Horse racing began to become a professional sport during the reign (1702-14) of Queen Anne, when match racing gave way to races involving several horses on which the spectators wagered. Racecourses sprang up all over England, offering increasingly large purses to attract the best horses. These purses in turn made breeding and owning horses for racing profitable. With the rapid expansion of the sport came the need for a central governing authority. In 1750 racing’s elite met at Newmarket to form the Jockey Club, which to this day exercises complete control over English racing. The Jockey Clubwrote complete rules of racing and sanctioned racecourses to conduct meetings under those rules. Standards defining the quality of races soon led to the designation of certain races as the ultimate tests of excellence.

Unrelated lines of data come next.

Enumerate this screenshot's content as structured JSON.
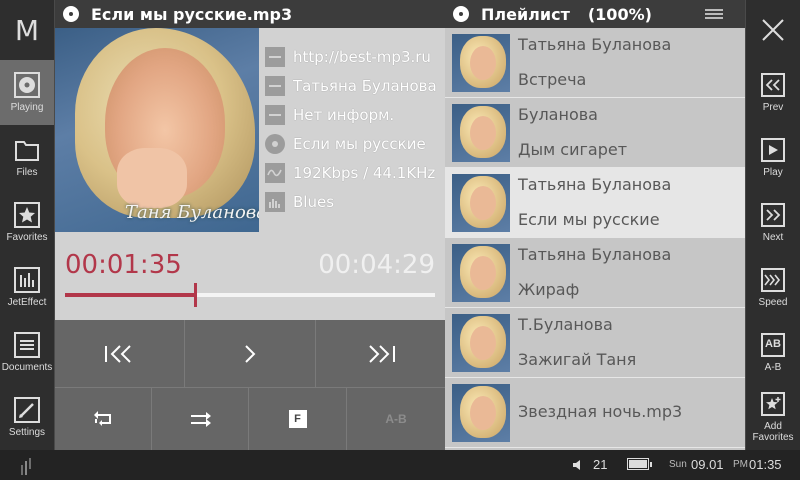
{
  "app": {
    "logo": "M"
  },
  "header": {
    "track_title": "Если мы русские.mp3",
    "playlist_label": "Плейлист",
    "playlist_percent": "(100%)"
  },
  "left_nav": [
    {
      "label": "Playing",
      "icon": "disc-icon",
      "active": true
    },
    {
      "label": "Files",
      "icon": "folder-icon"
    },
    {
      "label": "Favorites",
      "icon": "star-icon"
    },
    {
      "label": "JetEffect",
      "icon": "equalizer-icon"
    },
    {
      "label": "Documents",
      "icon": "document-icon"
    },
    {
      "label": "Settings",
      "icon": "pencil-icon"
    }
  ],
  "now_playing": {
    "art_caption": "Таня Буланова",
    "meta": [
      {
        "icon": "dash-icon",
        "text": "http://best-mp3.ru"
      },
      {
        "icon": "dash-icon",
        "text": "Татьяна Буланова"
      },
      {
        "icon": "dash-icon",
        "text": "Нет информ."
      },
      {
        "icon": "disc-icon",
        "text": "Если мы русские"
      },
      {
        "icon": "wave-icon",
        "text": "192Kbps / 44.1KHz"
      },
      {
        "icon": "eq-bars-icon",
        "text": "Blues"
      }
    ],
    "time_current": "00:01:35",
    "time_total": "00:04:29",
    "progress": 0.35
  },
  "controls": {
    "f_label": "F",
    "ab_label": "A-B"
  },
  "playlist": [
    {
      "line1": "Татьяна Буланова",
      "line2": "Встреча"
    },
    {
      "line1": "Буланова",
      "line2": "Дым сигарет"
    },
    {
      "line1": "Татьяна Буланова",
      "line2": "Если мы русские",
      "current": true
    },
    {
      "line1": "Татьяна Буланова",
      "line2": "Жираф"
    },
    {
      "line1": "Т.Буланова",
      "line2": "Зажигай Таня"
    },
    {
      "single": "Звездная ночь.mp3"
    }
  ],
  "right_nav": [
    {
      "label": "Prev",
      "icon": "prev-icon"
    },
    {
      "label": "Play",
      "icon": "play-icon"
    },
    {
      "label": "Next",
      "icon": "next-icon"
    },
    {
      "label": "Speed",
      "icon": "speed-icon"
    },
    {
      "label": "A-B",
      "box_text": "AB"
    },
    {
      "label": "Add Favorites",
      "icon": "add-favorite-icon"
    }
  ],
  "status_bar": {
    "volume": "21",
    "battery_level": 1.0,
    "day": "Sun",
    "date": "09.01",
    "ampm": "PM",
    "time": "01:35"
  }
}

Since 1814, five races for three-year-old horses have been designated as “classics.” Three races, open to male horses (colts) and female horses (fillies), make up the English Triple Crown: the 2,000 Guineas, the Epsom Derby (see DERBY, THE), and the St. Leger Stakes. Two races, open to fillies only, are the 1,000 Guineas and the Epsom Oaks. The Jockey Club also took steps to regulate the breeding of racehorses.

James Weatherby, whose family served as accountants to the members of the Jockey Club, was assigned the task of tracing the pedigree, or complete family history, of every horse racing in England. In 1791 the results of his research were published as the Introduction to the General Stud Book. From 1793 to the present, members of the Weatherby family have meticulously recorded the pedigree of every foal born to those racehorses in subsequent volumes of the General Stud Book.

By the early 1800s the only horses that could be called “Thoroughbreds” and allowed to race were those descended from horses listed in the General Stud Book. Thoroughbreds are so inbred that the pedigree of every single animal can be traced back father-to-father to one of three stallions, called the “foundation sires.” These stallions were the Byerley Turk, foaled c.1679; the Darley Arabian, foaled c.1700; and the Godolphin Arabian, foaled c.1724.

The British settlers brought horses and horse racing with them to the New World, with the first racetrack laid out on Long Island as early as 1665. Although the sport became a popular local pastime, the development of organized racing did not arrive until after the Civil War. (The American Stud Book was begun in 1868.) For the next several decades, with the rapid rise of an industrial economy, gambling on racehorses, and therefore horse racing itself, grew explosively; by 1890, 314 tracks were operating across the country. The rapid growth of the sport without any central governing authority led to the domination of many tracks by criminal elements. In 1894 the nation’s most prominent track and stable owners met in New York to form an American Jockey Club, modeled on the English, which soon ruled racing with an iron hand and eliminated much of the corruption.